A Comparative Study of Transformers on Word Sense Disambiguation

Chawla A.; Mulay N.; Bishnoi V.; Dhama G.; Singh A.K.

doi:https://doi.org/10.1007/978-3-030-92307-5_87

A Comparative Study of Transformers on Word Sense Disambiguation

Authors

Chawla A.; Mulay N.; Bishnoi V.; Dhama G.; Singh A.K.

Abstract

Recent years of research in Natural Language Processing (NLP) have witnessed dramatic growth in training large models for generating context-aware language representations. In this regard, numerous NLP systems have leveraged the power of neural network-based architectures to incorporate sense information in embeddings, resulting in Contextualized Word Embeddings (CWEs). Despite this progress, the NLP community has not witnessed any significant work performing a comparative study on the contextualization power of such architectures. This paper presents a comparative study and an extensive analysis of nine widely adopted Transformer models.

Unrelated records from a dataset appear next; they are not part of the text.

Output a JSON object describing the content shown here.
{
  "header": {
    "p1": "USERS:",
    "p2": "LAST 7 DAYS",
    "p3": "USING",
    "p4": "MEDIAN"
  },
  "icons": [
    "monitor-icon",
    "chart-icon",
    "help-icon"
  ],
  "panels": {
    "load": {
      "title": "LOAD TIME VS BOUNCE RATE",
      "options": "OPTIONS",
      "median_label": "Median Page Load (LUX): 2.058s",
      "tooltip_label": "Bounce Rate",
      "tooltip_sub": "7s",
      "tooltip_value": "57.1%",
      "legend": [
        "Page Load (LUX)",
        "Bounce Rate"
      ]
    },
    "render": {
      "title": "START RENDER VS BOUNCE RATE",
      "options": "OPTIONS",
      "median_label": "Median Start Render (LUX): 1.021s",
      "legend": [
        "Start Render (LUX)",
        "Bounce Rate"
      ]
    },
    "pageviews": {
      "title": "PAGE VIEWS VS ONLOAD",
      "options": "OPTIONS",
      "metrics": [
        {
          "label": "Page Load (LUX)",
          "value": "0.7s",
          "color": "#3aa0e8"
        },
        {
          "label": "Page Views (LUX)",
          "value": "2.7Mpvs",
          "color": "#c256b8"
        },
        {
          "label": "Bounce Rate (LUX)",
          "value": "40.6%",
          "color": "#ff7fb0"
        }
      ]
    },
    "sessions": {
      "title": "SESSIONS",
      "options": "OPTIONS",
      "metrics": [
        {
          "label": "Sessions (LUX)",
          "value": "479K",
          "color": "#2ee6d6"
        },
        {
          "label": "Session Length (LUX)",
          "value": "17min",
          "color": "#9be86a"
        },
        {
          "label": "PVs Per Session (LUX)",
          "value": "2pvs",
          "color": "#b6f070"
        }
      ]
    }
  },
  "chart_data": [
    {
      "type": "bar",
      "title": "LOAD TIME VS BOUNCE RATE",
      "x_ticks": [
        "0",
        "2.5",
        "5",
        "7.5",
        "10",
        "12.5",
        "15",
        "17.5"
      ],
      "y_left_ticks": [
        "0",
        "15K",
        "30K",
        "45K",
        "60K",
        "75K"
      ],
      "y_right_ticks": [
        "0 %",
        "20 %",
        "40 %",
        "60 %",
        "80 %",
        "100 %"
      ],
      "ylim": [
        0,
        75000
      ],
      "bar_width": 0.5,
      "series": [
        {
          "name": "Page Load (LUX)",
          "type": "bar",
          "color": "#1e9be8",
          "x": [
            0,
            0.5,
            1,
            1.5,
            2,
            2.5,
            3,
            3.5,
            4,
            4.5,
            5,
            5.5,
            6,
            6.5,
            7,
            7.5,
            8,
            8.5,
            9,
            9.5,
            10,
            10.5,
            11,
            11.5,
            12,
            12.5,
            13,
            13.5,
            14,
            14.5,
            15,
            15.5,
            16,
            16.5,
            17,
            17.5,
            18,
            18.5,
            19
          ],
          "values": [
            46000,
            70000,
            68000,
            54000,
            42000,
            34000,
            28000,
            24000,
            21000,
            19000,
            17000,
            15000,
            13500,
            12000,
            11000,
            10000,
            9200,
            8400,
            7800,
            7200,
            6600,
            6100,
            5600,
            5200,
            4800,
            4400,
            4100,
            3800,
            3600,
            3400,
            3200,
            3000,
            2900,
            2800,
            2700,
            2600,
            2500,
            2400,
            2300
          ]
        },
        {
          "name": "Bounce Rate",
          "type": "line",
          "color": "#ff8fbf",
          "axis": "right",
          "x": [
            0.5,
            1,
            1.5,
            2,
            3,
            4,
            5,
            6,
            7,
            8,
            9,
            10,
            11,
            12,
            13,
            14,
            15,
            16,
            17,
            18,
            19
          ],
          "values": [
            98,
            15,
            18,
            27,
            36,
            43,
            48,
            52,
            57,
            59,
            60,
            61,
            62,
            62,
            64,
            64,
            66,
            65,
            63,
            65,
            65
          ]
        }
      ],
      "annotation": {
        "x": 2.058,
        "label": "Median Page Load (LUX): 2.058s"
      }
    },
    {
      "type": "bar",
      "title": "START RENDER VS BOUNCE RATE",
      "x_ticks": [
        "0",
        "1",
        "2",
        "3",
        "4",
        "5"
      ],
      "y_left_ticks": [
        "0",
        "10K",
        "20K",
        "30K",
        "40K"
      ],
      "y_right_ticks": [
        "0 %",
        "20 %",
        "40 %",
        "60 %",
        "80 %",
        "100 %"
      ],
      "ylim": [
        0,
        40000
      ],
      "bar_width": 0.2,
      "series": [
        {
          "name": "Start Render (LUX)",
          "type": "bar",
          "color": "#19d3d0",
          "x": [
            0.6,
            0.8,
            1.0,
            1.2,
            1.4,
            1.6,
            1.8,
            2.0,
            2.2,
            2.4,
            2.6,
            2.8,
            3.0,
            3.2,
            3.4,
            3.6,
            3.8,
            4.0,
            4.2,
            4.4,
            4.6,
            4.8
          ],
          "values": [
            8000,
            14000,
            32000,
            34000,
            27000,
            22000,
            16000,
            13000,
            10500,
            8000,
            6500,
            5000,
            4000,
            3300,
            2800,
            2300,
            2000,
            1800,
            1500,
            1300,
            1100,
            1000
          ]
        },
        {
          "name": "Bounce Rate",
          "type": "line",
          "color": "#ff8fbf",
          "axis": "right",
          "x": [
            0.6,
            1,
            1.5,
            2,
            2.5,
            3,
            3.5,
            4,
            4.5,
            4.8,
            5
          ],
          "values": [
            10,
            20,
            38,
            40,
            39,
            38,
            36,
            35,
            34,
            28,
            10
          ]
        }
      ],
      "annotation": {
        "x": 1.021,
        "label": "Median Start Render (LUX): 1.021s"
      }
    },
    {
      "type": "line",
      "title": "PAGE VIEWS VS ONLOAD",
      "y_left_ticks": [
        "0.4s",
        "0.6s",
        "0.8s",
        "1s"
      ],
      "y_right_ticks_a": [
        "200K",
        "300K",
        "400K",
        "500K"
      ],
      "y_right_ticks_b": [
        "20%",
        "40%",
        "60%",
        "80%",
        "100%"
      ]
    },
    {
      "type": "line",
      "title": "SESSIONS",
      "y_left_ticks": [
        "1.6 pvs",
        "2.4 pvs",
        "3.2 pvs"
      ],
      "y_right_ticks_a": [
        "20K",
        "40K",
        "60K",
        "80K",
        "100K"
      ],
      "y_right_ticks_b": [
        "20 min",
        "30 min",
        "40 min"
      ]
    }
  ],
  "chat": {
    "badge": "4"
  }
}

These models are BERT, CTRL, DistilBERT, OpenAI-GPT, OpenAI-GPT2, Transformer-XL, XLNet, ELECTRA, and ALBERT. We evaluate their contextualization power using two lexical sample Word Sense Disambiguation (WSD) tasks, SensEval-2 and SensEval-3. We adopt a simple yet effective approach to WSD that uses a k-Nearest Neighbor (kNN) classification on CWEs. Experimental results show that the proposed techniques also achieve superior results over the current state-of-the-art on both the WSD tasks. © 2021, Springer Nature Switzerland AG.